Background. The study sought to describe relationships between 20 cytokines and chemokines (IL-1β, IL-2, IL-4, IL-5, IL-6, IL-7, IL-8, IL-10, IL-12, IL-13, IL-17, G-CSF, GM-CSF, IFN-γ, MCP-1, MIP-1β, TNF-α, TGF-β1, TGF-β2, and TGF-β3) and the presence of vulvovaginal candidiasis (VVC) in women, stratified by HIV status. Methods. Plasma and genital samples were obtained from 51 clinic attendees in KwaZulu-Natal between June 2011 and December 2011. Cytokine and chemokine concentrations were measured by Luminex® multiplex immunoassays.
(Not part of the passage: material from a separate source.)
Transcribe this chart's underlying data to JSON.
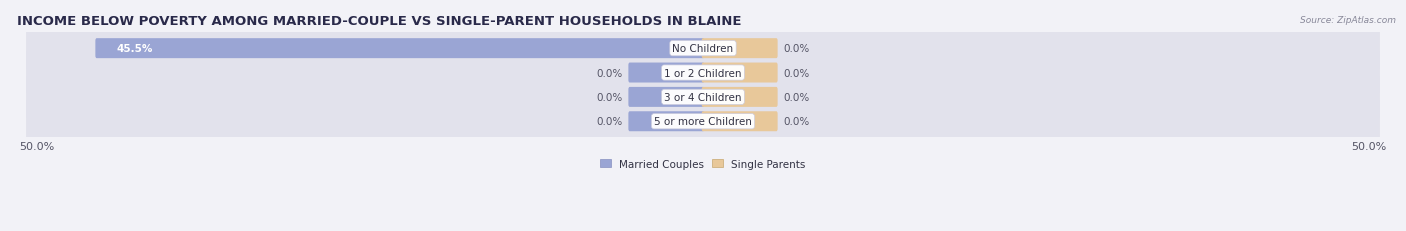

Multiple comparisons of means of cytokine/chemokine levels displaying significant differences in univariate analyses across the study groups were performed using post hoc Bonferroni pairwise tests considering a type I error rate of 0.05. A discriminant analysis (DA) was carried out to identify linear combinations of variates that would maximally discriminate group memberships. Results. Of the 51 participants, 16/26 HIV-infected and 15/25 HIV-uninfected women were diagnosed with VVC. DA identified 2 variables (MIP-1β and TGF-β3) in plasma (Box’s M (5.49), $p$ (0.57) > α (0.001); Wilks’ lambda = 0.116, $p<0.0001$ ) and 1 variable (IL-13) in vaginal secretions (Box’s M (2.063), $p$ (0.37) > α (0.001); Wilks’ lambda = .677, $p<0.0001$ ) as able to discriminate the HIV + VVC + group, whilst TGF-β1 in plasma discriminated the HIV + VVC − group. Mean concentrations of genital IL-6, IL-8, IL-10, IL-17, and TGF-β3 were significantly higher in HIV infected women coinfected with VVC. Conclusions. In HIV-infected women, VVC might be explained by a decline of Th17 cells, hence a decrease of Th17/Treg ratio.